In a recent article posted here on GIO, there was mention of a site called FoldIt. The article talked about how gamers had contributed to a breakthrough in a certain enzyme that was similar to HIV that scientists had been puzzling over for the last decade. The gamers figured it out in three weeks.

Needless to say, I was very intrigued. What is FoldIt? What would happen if more gamers used FoldIt? How could gaming possibly do to help scientists? Why can’t computers do this faster?

Basically, FoldIt is a site designed to help scientists find new ways of folding protein strands, which are the building blocks of life and facilitate almost all of your body’s processes, like converting food into energy or sending signals through your brain. The shape of a protein radically changes its function, so folding and bending it will change what it can do. Protein strands can be very small with 100 amino acids, or very large with over 1000. This means that there are so many different ways that a protein can be folded that it is incredibly difficult for scientists to figure out which is the best way to fold the protein. FoldIt manages to turn this process into a game.

Computers, it turns out, are really very good at figuring out the best way to fold proteins and they are even less adept at making new proteins. What FoldIt does is it gives the folding of proteins over to players who receive points based off of how well they can fold various proteins.

This is what happens to computers when they play with protein strands.

What does this have to do with diseases or finding cures? Well, as you can imagine, with all of the various things that proteins do in our bodies, when something goes wrong with them, it can really screw us up. Cancer and Alzheimer’s are both caused by malfunctioning proteins in our bodies and HIV is an invasive disease made up mostly of proteins. People who play on FoldIt are helping scientists learn more about how proteins fold and the more scientists know about how best to fold proteins, the better chance they have at finding a cure for various protein based diseases. Not only could FoldIt lead to cures for diseases, but it could also lead to faster and more efficient biofuel production and usage. In addition to understanding existing proteins better, players can also design new proteins. If you want to try to design a protein that can take on cancer or HIV or… the list goes on.The more people that use FoldIt and play to make better proteins, the more likely we are to hit on a cure for a disease or make a breakthrough in biofuels or treatment of diseases.
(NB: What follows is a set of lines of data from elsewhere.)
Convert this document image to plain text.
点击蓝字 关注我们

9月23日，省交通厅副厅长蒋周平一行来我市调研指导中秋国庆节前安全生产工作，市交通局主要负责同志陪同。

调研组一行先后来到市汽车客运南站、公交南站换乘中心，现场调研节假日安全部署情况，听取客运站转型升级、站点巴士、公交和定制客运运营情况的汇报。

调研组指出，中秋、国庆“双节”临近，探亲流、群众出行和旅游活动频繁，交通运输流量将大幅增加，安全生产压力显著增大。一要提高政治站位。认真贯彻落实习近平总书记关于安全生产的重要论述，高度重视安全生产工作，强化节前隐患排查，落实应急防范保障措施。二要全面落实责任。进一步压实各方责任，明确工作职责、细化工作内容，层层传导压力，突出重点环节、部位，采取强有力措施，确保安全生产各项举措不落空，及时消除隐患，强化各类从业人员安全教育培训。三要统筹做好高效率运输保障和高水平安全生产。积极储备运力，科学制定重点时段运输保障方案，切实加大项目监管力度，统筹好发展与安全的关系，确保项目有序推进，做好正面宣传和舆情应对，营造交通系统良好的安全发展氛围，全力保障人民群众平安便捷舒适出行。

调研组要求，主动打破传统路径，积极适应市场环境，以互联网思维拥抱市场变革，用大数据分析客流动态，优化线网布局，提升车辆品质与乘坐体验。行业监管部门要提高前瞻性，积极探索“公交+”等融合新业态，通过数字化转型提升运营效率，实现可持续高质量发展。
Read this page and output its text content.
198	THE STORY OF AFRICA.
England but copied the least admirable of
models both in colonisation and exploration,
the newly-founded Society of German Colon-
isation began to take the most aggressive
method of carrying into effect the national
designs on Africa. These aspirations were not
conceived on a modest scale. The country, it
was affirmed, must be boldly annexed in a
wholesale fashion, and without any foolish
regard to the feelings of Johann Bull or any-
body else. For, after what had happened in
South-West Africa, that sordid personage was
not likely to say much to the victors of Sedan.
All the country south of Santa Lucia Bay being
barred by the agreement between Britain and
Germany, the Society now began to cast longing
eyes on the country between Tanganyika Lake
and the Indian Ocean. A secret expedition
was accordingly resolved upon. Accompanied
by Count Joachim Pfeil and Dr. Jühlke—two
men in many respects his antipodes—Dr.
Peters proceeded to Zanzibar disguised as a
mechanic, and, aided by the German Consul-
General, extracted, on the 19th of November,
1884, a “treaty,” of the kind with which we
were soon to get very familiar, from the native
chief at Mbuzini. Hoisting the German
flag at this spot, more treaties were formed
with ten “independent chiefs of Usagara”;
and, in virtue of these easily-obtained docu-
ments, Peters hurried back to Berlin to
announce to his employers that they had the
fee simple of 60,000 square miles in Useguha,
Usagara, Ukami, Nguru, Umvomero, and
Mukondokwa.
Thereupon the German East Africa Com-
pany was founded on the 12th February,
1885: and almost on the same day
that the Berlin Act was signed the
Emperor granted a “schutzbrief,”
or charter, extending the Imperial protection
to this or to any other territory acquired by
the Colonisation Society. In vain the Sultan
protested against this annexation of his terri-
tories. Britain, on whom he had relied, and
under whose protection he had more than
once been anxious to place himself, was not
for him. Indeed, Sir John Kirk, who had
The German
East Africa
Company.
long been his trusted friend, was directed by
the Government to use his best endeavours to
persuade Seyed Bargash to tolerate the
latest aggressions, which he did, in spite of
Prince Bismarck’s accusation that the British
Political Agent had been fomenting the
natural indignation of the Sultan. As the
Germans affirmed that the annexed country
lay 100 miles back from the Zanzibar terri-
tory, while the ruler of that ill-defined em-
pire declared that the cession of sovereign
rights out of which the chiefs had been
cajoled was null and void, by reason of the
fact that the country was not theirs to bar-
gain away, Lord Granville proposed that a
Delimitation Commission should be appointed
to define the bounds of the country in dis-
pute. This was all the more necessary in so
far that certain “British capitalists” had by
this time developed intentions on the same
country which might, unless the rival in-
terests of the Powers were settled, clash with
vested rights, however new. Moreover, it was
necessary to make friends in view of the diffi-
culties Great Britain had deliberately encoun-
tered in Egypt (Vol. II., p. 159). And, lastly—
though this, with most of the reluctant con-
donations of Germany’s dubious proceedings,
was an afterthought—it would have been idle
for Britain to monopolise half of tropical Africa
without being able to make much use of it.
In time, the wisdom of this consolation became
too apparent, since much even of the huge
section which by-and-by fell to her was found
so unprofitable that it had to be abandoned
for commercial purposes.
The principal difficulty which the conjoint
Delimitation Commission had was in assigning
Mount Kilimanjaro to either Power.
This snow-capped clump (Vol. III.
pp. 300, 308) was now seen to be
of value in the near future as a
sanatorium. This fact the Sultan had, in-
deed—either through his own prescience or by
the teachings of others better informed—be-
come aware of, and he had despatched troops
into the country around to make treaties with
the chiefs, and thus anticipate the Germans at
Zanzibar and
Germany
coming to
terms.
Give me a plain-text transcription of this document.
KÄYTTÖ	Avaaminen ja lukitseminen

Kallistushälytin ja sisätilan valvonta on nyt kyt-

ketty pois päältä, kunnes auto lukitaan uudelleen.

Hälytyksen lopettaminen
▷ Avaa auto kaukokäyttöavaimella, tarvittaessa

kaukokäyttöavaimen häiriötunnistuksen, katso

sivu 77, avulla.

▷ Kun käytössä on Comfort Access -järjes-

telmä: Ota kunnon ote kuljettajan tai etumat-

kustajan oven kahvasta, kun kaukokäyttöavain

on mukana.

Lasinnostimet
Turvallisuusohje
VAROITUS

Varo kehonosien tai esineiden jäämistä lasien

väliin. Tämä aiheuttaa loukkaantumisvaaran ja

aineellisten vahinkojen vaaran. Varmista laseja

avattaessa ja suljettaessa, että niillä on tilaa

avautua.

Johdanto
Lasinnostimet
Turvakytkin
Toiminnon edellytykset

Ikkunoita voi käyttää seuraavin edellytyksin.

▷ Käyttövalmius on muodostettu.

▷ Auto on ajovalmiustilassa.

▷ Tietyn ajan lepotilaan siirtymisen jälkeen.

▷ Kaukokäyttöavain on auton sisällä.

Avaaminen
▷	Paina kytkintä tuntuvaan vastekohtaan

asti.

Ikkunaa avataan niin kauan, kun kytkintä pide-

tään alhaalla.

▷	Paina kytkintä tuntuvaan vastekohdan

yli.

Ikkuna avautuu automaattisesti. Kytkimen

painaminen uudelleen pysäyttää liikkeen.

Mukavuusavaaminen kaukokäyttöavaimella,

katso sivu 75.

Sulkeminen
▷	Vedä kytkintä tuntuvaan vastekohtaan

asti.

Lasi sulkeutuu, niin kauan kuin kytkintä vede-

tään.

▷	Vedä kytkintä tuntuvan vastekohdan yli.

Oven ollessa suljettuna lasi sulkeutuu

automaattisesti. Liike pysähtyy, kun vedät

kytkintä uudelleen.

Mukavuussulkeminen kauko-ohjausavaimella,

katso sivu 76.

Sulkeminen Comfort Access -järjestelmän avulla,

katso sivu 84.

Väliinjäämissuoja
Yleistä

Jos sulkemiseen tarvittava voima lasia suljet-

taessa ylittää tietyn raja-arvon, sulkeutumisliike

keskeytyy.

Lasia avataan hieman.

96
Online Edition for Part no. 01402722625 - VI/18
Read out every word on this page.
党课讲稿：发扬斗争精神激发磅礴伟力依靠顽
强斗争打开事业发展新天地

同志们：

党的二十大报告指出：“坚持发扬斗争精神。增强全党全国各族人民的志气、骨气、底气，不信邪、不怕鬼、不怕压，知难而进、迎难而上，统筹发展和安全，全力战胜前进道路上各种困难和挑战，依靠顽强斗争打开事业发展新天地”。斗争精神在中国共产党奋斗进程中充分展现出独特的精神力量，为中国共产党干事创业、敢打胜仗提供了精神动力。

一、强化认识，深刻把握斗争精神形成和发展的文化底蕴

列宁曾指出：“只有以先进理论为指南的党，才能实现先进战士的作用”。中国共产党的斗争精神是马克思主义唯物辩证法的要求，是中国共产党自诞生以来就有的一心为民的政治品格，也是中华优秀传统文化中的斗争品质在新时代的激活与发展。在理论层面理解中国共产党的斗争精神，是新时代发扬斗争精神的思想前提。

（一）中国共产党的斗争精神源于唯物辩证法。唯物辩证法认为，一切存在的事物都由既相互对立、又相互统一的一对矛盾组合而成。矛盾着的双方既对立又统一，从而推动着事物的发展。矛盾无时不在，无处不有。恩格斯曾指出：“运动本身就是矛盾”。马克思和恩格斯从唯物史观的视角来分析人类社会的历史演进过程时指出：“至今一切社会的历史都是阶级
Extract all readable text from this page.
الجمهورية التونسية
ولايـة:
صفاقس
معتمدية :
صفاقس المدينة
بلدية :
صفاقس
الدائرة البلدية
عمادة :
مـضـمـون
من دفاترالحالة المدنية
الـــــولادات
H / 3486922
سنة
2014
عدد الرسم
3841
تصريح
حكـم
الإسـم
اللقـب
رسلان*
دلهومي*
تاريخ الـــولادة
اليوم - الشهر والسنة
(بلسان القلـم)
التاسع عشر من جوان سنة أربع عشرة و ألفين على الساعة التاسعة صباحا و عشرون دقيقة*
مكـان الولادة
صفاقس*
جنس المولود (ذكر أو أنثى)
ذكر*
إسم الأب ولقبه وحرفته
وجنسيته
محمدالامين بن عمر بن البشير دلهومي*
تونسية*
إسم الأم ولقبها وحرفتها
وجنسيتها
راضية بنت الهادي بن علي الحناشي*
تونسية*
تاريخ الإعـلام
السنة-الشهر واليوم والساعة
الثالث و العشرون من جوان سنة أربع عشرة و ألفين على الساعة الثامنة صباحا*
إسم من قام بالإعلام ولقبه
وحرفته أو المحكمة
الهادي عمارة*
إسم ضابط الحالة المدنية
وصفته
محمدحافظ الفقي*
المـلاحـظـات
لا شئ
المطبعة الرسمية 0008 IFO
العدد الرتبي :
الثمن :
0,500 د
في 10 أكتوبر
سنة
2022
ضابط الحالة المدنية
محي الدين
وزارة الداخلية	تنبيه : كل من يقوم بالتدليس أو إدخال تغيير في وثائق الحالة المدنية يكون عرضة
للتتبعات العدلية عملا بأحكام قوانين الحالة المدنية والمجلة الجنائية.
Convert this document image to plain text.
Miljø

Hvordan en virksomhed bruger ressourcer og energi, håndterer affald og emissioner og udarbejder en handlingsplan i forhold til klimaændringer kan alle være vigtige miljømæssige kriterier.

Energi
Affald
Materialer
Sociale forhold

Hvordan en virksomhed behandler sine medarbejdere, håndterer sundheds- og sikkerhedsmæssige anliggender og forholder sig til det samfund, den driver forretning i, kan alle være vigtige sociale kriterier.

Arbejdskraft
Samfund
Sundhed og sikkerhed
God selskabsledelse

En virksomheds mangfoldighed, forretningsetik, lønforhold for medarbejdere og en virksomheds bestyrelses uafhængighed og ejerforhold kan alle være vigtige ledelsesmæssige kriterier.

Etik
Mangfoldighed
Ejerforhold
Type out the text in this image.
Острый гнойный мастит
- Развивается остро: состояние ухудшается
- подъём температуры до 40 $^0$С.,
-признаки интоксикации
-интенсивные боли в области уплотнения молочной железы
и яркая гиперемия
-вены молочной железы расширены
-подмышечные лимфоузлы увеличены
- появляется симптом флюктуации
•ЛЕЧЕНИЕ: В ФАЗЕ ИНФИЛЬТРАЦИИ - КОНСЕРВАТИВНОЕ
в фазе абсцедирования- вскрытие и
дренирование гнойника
As you can see in the lower left corner, FoldIt gives you different tools or powers to help you as you earn more points.

Here is a statement of the long term goals of FoldIt:

“For protein structure prediction, the eventual goal is to have human folders work on proteins that do not have a known structure. This would require first attracting the attention of scientists and biotech companies and convincing them that the process is effective. Another goal is to take folding strategies that human players have come up with while playing the game, and automate these strategies to make protein-prediction software more effective. These two goals are more or less independent and either or both may happen.

The more interesting goal for Foldit, perhaps, is not in protein prediction but protein design. Designing new proteins may be more directly practical than protein prediction, as the problem you must solve as a protein designer is basically an engineering problem (protein engineering), whether you are trying to disable a virus or scrub carbon dioxide from the atmosphere. It's also a relatively new field compared to protein prediction. There aren't a lot of automated approaches to protein design, so Foldit's human folders will have less competition from the machines.”

Different protein strands being folded

FoldIt was designed by the University of Washington’s departments of Computer Science and Engineering and Biochemistry. It was launched in 2008 in its Beta stage in which it remains today. If puzzle games are your cup of tea, then it might very well be worth checking out FoldIt. I think that this is a very interesting way of making use of gaming for the betterment of mankind, and I am excited to see if there will be more services like this popping up in the future.